After cleaning her teeth and washing her face, she came back into the room and took all her clothes off, leaving them in a heap on the floor. The curtains were open and the patch of sky was quite dark. Gaby could see her naked reflection, and for an instant she had the impression that she was staring at someone else. She pulled the curtains shut and climbed into bed. The sheet was cold against her skin, and she huddled under the light duvet, drawing her knees up and wrapping her arms round herself. She stared out into the bare room. Then she reached out and turned off the bedside lamp.

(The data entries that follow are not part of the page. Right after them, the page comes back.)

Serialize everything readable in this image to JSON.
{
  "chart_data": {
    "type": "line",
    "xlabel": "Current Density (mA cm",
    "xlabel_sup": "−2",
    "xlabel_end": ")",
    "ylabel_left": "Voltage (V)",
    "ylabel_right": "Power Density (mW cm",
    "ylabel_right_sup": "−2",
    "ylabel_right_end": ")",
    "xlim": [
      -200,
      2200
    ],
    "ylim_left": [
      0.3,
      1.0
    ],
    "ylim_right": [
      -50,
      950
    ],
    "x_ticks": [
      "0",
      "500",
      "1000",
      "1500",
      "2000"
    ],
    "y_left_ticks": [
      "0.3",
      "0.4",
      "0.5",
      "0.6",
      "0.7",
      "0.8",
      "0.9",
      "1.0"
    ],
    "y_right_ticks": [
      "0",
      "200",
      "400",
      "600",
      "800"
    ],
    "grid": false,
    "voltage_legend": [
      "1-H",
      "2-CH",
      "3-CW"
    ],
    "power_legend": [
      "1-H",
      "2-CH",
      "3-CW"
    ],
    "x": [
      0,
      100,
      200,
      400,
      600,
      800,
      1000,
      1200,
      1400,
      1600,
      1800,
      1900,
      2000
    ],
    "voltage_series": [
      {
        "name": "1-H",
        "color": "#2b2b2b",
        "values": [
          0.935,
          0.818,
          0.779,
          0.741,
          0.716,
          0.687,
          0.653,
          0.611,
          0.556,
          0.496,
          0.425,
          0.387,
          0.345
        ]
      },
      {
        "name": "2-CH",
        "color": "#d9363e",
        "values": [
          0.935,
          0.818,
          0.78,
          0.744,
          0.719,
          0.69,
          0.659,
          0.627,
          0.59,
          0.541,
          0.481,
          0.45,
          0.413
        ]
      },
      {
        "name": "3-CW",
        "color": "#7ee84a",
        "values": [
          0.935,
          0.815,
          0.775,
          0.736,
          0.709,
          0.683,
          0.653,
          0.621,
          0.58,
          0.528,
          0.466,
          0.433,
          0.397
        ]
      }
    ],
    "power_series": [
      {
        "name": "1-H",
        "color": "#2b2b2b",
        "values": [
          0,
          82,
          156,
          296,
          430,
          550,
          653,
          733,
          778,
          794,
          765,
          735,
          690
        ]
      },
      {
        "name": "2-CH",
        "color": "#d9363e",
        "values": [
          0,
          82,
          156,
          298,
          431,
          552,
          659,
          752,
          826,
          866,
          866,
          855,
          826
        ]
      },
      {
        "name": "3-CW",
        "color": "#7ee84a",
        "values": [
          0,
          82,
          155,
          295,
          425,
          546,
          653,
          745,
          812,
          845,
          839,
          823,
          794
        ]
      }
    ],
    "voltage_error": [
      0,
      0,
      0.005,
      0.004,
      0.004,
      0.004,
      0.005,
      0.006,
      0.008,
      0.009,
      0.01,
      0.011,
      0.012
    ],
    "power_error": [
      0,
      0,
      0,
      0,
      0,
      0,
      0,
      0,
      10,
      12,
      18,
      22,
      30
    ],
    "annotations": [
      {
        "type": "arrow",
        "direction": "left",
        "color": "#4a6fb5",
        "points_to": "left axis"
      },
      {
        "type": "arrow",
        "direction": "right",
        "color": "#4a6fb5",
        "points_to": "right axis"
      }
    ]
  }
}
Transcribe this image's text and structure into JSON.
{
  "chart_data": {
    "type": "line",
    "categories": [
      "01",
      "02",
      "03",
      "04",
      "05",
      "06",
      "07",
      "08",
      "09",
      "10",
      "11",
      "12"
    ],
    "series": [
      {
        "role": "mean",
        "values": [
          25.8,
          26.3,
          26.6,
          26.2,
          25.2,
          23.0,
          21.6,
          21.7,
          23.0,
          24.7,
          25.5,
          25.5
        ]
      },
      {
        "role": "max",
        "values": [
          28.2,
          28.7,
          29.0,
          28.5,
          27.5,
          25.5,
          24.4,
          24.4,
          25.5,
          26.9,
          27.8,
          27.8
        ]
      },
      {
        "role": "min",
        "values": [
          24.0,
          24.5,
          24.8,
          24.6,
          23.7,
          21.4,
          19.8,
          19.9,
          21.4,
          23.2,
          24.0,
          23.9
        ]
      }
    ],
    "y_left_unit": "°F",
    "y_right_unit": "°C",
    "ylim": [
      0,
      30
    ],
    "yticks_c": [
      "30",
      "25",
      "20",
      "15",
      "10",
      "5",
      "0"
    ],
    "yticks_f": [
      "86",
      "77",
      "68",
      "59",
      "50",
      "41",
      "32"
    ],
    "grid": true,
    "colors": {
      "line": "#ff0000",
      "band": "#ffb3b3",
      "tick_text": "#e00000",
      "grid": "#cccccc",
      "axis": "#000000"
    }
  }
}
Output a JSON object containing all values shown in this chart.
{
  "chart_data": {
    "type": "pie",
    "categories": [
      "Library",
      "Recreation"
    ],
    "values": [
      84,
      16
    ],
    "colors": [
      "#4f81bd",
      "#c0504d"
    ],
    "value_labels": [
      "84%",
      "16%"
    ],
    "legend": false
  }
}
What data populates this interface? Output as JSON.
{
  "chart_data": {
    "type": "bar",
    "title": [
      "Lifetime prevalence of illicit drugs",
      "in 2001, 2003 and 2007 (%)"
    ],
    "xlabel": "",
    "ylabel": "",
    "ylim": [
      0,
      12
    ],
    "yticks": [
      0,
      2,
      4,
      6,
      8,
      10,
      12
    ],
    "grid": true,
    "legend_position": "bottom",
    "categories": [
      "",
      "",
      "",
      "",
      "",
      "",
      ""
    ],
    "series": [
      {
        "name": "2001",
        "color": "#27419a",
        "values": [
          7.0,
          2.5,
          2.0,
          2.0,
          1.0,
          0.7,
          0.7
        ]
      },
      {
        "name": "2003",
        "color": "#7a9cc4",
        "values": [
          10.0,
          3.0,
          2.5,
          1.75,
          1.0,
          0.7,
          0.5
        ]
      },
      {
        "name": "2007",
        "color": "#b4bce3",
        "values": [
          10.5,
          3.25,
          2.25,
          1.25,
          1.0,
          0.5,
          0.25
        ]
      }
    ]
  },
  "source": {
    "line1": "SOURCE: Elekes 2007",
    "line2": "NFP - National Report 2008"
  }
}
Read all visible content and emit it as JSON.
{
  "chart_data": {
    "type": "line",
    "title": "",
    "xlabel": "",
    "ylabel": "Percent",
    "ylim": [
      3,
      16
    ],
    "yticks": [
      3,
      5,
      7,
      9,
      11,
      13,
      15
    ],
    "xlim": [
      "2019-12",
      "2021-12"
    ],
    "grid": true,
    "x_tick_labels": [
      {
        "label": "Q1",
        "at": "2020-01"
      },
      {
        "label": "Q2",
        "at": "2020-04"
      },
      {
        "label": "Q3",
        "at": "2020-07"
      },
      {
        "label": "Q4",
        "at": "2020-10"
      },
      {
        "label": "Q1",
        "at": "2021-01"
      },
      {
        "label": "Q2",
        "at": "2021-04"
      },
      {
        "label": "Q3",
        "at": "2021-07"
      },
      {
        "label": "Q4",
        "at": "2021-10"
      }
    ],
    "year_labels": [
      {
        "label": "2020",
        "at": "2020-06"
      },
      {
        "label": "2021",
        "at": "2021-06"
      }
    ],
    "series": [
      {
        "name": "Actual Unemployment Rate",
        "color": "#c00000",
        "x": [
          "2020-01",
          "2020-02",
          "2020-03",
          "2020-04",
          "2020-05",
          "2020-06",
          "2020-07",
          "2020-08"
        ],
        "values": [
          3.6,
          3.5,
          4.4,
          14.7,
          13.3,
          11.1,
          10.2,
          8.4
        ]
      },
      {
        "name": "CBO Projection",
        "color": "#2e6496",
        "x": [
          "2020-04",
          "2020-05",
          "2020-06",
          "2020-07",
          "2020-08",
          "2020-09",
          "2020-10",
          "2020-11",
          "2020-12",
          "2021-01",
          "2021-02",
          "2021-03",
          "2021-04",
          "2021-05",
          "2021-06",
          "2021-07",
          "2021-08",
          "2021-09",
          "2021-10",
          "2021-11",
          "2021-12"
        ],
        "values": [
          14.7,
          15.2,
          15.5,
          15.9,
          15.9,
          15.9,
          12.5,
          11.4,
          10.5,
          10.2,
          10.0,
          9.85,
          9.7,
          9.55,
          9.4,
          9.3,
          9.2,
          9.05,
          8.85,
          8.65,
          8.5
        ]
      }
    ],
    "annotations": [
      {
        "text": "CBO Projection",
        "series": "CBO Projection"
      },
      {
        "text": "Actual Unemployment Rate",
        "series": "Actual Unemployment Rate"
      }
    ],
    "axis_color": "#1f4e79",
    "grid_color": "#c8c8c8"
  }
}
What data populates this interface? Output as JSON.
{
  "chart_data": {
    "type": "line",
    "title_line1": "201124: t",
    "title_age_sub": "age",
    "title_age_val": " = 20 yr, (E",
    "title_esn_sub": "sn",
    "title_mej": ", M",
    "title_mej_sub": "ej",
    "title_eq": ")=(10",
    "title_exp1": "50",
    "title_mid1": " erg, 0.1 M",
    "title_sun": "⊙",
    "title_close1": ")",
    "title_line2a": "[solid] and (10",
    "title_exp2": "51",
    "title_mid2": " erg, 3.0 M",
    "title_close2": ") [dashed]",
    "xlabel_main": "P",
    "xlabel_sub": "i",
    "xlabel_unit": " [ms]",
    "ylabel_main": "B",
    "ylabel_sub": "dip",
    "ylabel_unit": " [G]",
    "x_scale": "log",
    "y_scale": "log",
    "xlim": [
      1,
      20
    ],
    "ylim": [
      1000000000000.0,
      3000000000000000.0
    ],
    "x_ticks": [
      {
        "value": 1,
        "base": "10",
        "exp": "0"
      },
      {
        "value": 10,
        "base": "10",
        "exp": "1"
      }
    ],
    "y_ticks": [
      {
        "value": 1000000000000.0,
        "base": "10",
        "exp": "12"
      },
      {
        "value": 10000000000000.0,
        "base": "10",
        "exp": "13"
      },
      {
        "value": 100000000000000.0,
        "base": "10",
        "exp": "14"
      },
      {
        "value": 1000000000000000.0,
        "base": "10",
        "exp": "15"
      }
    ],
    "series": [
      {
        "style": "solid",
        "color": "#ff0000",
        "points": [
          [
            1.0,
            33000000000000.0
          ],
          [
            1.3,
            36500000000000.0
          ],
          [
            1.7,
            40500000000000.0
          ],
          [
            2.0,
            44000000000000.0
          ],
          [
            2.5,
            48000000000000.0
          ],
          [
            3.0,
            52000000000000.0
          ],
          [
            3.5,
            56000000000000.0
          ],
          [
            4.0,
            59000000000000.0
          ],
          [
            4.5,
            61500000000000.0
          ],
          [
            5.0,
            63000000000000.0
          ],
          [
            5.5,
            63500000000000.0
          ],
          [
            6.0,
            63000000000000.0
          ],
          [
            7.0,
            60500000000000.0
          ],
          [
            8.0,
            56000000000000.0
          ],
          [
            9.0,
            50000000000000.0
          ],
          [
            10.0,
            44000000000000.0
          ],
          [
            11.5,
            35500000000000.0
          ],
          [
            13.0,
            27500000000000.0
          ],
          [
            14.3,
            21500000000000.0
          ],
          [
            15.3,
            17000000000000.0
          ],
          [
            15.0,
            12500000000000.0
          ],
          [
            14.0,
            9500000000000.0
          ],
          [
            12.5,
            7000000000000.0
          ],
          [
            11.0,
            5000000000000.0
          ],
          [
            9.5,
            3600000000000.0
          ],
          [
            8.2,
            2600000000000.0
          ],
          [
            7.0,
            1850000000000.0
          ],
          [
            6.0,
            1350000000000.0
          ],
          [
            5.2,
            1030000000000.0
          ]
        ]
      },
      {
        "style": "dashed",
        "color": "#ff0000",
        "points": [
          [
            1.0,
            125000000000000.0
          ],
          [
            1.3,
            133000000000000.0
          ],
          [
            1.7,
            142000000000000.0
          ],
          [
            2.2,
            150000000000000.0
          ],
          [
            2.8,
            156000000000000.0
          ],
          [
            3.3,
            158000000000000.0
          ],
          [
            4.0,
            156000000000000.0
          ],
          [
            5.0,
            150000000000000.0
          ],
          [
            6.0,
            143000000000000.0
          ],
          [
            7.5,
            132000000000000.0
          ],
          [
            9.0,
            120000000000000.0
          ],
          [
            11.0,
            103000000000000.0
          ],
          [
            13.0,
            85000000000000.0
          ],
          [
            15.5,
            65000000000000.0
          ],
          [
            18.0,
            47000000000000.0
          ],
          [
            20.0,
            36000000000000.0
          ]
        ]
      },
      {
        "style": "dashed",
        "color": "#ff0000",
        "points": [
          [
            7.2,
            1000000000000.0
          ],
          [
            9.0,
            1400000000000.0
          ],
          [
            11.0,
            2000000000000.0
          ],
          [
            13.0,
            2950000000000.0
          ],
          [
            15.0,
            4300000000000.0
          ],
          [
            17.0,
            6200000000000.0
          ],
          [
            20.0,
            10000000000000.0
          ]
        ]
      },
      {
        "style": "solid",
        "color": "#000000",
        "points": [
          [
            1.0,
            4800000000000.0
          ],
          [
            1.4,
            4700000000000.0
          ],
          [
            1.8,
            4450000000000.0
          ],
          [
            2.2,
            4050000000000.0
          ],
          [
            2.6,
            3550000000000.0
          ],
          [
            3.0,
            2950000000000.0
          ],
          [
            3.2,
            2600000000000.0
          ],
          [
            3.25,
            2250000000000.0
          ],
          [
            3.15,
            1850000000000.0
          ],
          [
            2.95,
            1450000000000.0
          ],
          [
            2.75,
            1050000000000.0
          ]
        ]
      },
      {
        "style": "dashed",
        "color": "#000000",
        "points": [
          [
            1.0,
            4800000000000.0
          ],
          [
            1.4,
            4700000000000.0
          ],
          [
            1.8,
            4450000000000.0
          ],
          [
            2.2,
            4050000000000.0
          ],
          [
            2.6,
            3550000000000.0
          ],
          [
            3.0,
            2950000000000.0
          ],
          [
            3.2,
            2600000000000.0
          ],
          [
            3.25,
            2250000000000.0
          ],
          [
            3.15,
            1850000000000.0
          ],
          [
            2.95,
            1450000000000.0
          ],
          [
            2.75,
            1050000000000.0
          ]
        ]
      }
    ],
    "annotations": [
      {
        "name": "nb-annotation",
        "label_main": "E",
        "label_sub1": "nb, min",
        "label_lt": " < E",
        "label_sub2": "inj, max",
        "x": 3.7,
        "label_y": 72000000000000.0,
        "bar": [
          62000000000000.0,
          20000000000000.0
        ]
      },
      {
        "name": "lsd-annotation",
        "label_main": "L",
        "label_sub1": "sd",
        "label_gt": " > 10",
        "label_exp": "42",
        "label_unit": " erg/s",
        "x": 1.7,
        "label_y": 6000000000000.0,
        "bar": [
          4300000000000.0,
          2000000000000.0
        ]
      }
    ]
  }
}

In London, it was never completely dark and never completely quiet. Here, the thickness of the darkness felt like a heavy blanket that had been thrown over her. Gaby strained her eyes, trying to pull a shape out of the inky void, a lighter shade of black. Nothing. She closed her eyes tight for a few seconds, then opened them again. There was no change. This is what it is to be blind, she thought. And deaf. No owl cry, no cat call, no car in the distance reassuring her that she hadn’t fallen off the edge of the world. She couldn’t even hear the wind in the trees. She could only hear herself breathing. She closed her eyes once more and waited for sleep to come for her.